According to one of the most salient findings of a recent study by Siemens and the Ponemon Institute, three out of four organisations in the oil and natural gas industry in the Middle East have experienced a security compromise in the past 12 months that resulted in the loss of confidential data or operational technology (OT) disruption. Such cyber-compromises are a common occurrence for 11% of organisations which suffered more than 10 breaches in the preceding 12 months. This is against the backdrop of another finding in the study organisations believe that roughly one in every two cyberattacks against the OT environment actually goes undetected. The study, called “Assessing the Cyber Readiness of the Middle East’s Oil and Gas Sector”, provides a glimpse into the security posture of the region’s oil and gas companies. It is based on a survey of 176 executives who are responsible for securing or overseeing cyber-risk in their organisations. The oil and gas industry is the target of as much as one-half of all cyberattacks in the Middle East. Given its importance for the region’s economies, the risks faced by the industry are all the more pressing.
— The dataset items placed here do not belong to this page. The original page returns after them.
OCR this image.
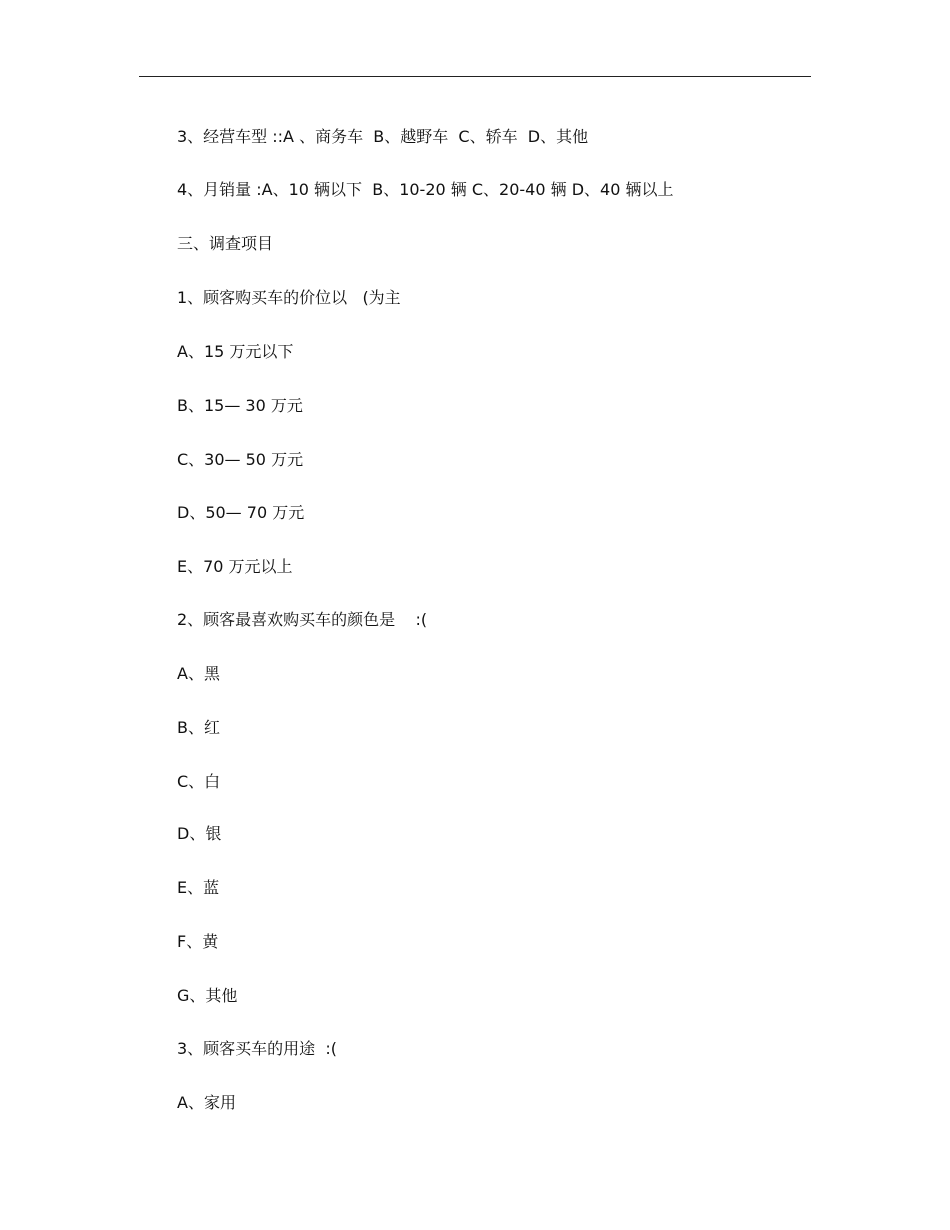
3、经营车型 ::A 、商务车  B、越野车  C、轿车  D、其他
4、月销量 :A、10 辆以下  B、10-20 辆 C、20-40 辆 D、40 辆以上
三、调查项目
1、顾客购买车的价位以   (为主
A、15 万元以下
B、15— 30 万元
C、30— 50 万元
D、50— 70 万元
E、70 万元以上
2、顾客最喜欢购买车的颜色是    :(
A、黑
B、红
C、白
D、银
E、蓝
F、黄
G、其他
3、顾客买车的用途  :(
A、家用
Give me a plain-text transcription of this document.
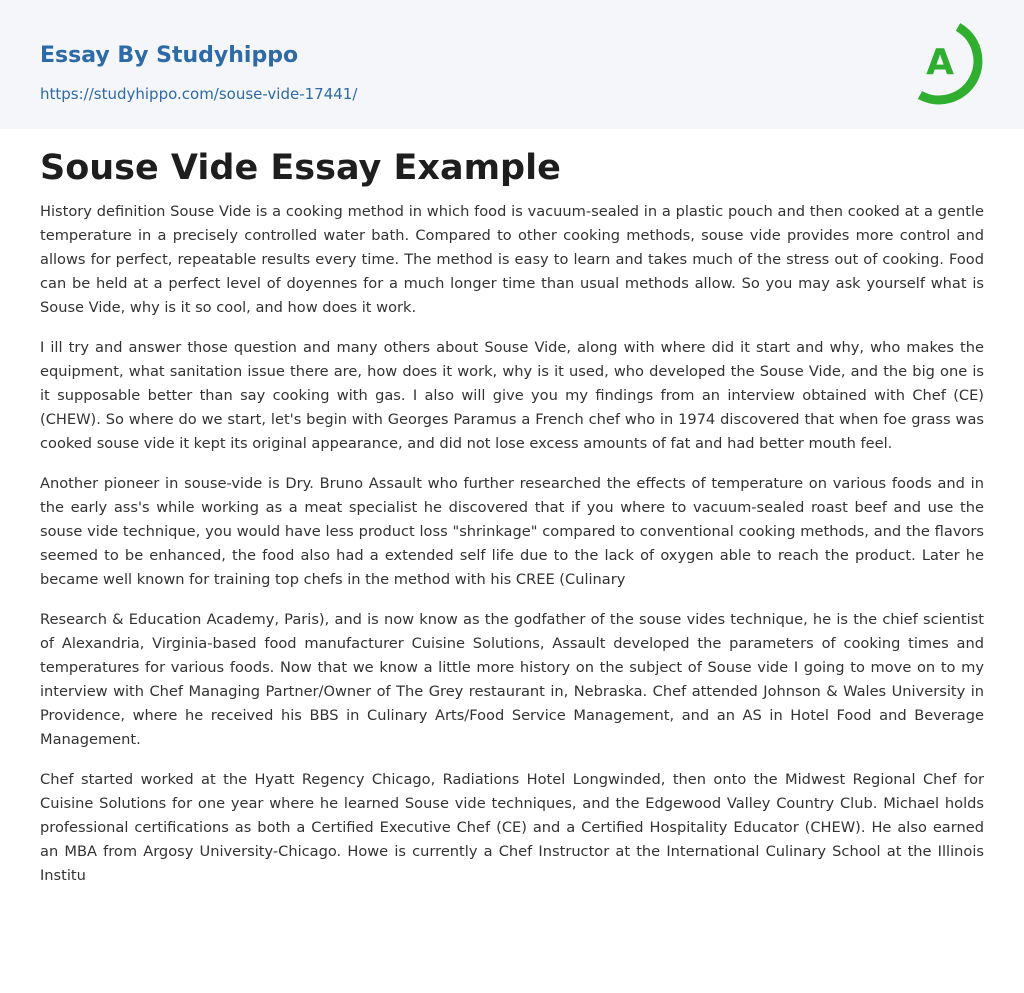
Essay By Studyhippo
https://studyhippo.com/souse-vide-17441/
A
Souse Vide Essay Example

History definition Souse Vide is a cooking method in which food is vacuum-sealed in a plastic pouch and then cooked at a gentle temperature in a precisely controlled water bath. Compared to other cooking methods, souse vide provides more control and allows for perfect, repeatable results every time. The method is easy to learn and takes much of the stress out of cooking. Food can be held at a perfect level of doyennes for a much longer time than usual methods allow. So you may ask yourself what is Souse Vide, why is it so cool, and how does it work.

I ill try and answer those question and many others about Souse Vide, along with where did it start and why, who makes the equipment, what sanitation issue there are, how does it work, why is it used, who developed the Souse Vide, and the big one is it supposable better than say cooking with gas. I also will give you my findings from an interview obtained with Chef (CE)(CHEW). So where do we start, let's begin with Georges Paramus a French chef who in 1974 discovered that when foe grass was cooked souse vide it kept its original appearance, and did not lose excess amounts of fat and had better mouth feel.

Another pioneer in souse-vide is Dry. Bruno Assault who further researched the effects of temperature on various foods and in the early ass's while working as a meat specialist he discovered that if you where to vacuum-sealed roast beef and use the souse vide technique, you would have less product loss "shrinkage" compared to conventional cooking methods, and the flavors seemed to be enhanced, the food also had a extended self life due to the lack of oxygen able to reach the product. Later he became well known for training top chefs in the method with his CREE (Culinary

Research & Education Academy, Paris), and is now know as the godfather of the souse vides technique, he is the chief scientist of Alexandria, Virginia-based food manufacturer Cuisine Solutions, Assault developed the parameters of cooking times and temperatures for various foods. Now that we know a little more history on the subject of Souse vide I going to move on to my interview with Chef Managing Partner/Owner of The Grey restaurant in, Nebraska. Chef attended Johnson & Wales University in Providence, where he received his BBS in Culinary Arts/Food Service Management, and an AS in Hotel Food and Beverage Management.

Chef started worked at the Hyatt Regency Chicago, Radiations Hotel Longwinded, then onto the Midwest Regional Chef for Cuisine Solutions for one year where he learned Souse vide techniques, and the Edgewood Valley Country Club. Michael holds professional certifications as both a Certified Executive Chef (CE) and a Certified Hospitality Educator (CHEW). He also earned an MBA from Argosy University-Chicago. Howe is currently a Chef Instructor at the International Culinary School at the Illinois Institu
The study comes as OT, which encompasses systems that monitor and control physical devices and industrial processes, is increasingly interconnected with IT networks. For all its benefits, however, this IT/OT convergence is opening up new avenues for attacks. The attendant risks aren’t lost on the survey’s respondents. Most of them (60%) hold that their organisations face greater risks in the OT than in the IT environment. As much as 30% of the region’s attacks target OT, according to the study. Insiders were actually found to be the primary source of threat for OT security. This particularly applies to negligent or careless insiders, rather than those acting out of malice. The report notes that, due to the prevalence of insider threat risk, “traditional strategies of air-gapping networks are not an adequate security measure”.
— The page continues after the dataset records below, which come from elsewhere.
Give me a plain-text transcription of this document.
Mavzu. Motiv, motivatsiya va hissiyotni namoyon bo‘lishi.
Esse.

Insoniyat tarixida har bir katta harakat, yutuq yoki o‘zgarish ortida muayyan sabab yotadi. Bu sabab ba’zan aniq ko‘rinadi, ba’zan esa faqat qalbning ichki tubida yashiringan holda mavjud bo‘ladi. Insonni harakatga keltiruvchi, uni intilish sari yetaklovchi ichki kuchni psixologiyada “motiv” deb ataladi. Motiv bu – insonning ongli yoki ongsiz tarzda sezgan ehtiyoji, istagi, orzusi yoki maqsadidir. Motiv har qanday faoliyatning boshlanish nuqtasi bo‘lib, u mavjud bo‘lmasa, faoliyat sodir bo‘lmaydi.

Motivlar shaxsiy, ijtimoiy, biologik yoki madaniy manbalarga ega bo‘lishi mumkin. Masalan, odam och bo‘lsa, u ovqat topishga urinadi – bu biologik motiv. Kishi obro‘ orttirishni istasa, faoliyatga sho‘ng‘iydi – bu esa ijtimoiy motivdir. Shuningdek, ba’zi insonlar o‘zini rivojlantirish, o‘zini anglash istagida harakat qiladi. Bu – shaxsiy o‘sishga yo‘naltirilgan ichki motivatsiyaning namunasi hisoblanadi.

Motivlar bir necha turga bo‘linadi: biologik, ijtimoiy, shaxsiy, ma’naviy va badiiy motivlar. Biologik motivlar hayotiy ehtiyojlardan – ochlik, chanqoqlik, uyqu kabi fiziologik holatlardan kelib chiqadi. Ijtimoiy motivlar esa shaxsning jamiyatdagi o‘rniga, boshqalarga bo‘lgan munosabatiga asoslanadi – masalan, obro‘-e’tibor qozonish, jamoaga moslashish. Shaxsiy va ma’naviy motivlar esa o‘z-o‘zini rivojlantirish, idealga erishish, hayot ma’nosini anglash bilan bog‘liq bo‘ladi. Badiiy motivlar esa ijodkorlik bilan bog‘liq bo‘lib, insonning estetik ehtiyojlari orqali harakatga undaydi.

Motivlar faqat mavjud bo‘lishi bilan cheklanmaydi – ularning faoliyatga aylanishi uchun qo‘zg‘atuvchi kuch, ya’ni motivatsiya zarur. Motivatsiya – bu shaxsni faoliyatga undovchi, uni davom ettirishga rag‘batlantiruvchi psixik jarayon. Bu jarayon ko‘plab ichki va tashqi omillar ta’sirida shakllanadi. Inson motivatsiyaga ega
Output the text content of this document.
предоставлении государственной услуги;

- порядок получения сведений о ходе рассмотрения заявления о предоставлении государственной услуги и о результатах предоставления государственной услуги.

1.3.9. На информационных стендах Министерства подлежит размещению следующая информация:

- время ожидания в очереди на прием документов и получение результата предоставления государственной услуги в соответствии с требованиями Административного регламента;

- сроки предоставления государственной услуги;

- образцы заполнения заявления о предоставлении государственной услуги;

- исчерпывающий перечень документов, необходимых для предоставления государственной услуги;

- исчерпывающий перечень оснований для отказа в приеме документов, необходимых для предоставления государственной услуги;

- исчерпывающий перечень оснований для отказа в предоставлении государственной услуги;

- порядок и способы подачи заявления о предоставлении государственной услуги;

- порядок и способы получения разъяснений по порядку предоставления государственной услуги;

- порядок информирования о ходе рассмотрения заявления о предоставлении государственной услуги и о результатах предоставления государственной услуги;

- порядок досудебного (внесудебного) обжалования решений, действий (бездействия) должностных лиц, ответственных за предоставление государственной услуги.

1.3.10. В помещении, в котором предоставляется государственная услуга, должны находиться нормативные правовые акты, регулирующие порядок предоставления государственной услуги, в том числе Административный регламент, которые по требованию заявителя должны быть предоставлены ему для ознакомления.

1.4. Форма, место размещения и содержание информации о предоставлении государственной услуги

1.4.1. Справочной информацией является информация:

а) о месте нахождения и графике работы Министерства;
The study acknowledges that organisations have begun to adopt measures to ward off increasingly pervasive attacks. This includes establishing dedicated OT security teams, partnerships with OT security experts, leveraging security analytics, and introducing cutting-edge monitoring tools. Having said that, budgets for OT cyber-defences “have not kept up with the threat”, reads the study. Oil and gas organisations in the Middle East were found to be spending only one-third of their cybersecurity budgets on hardening their OT environments. Their total cybersecurity budgets, comprising both IT and OT, were lower than those of their global counterparts. On the other hand, the financial fallout from attacks on the oil and gas sector in the Arabian Gulf was calculated at €1 billion last year alone.
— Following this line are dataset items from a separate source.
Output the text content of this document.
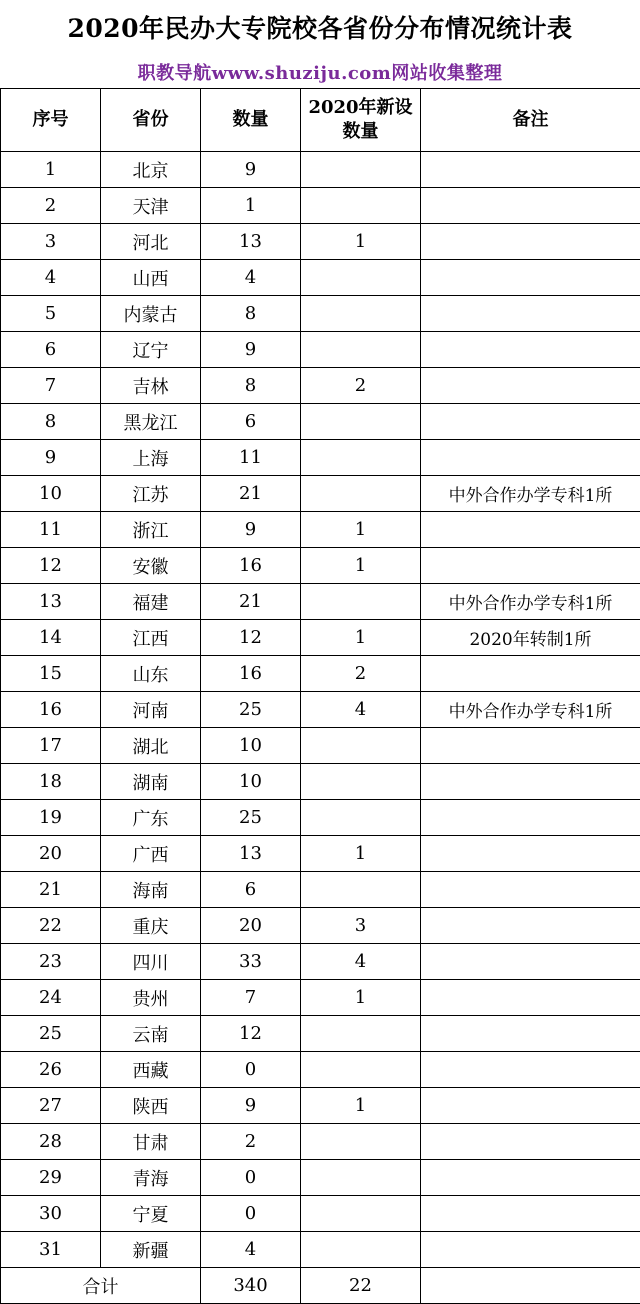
2020年民办大专院校各省份分布情况统计表
职教导航www.shuziju.com网站收集整理
序号	省份	数量	2020年新设数量	备注
1	北京	9		
2	天津	1		
3	河北	13	1	
4	山西	4		
5	内蒙古	8		
6	辽宁	9		
7	吉林	8	2	
8	黑龙江	6		
9	上海	11		
10	江苏	21		中外合作办学专科1所
11	浙江	9	1	
12	安徽	16	1	
13	福建	21		中外合作办学专科1所
14	江西	12	1	2020年转制1所
15	山东	16	2	
16	河南	25	4	中外合作办学专科1所
17	湖北	10		
18	湖南	10		
19	广东	25		
20	广西	13	1	
21	海南	6		
22	重庆	20	3	
23	四川	33	4	
24	贵州	7	1	
25	云南	12		
26	西藏	0		
27	陕西	9	1	
28	甘肃	2		
29	青海	0		
30	宁夏	0		
31	新疆	4		
合计		340	22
The region’s oil and gas industry has been in the attackers’ crosshairs for some time. In 2012, Saudi Aramco, the world’s largest oil company, suffered a major disruption after a virus infected 35,000 of its computers. In August 2017, attackers used OT specific malware called Trisis, or Triton, to take out the safety system of an unnamed oil and gas plant in Saudi Arabia, resulting in the halting of the facility’s operations.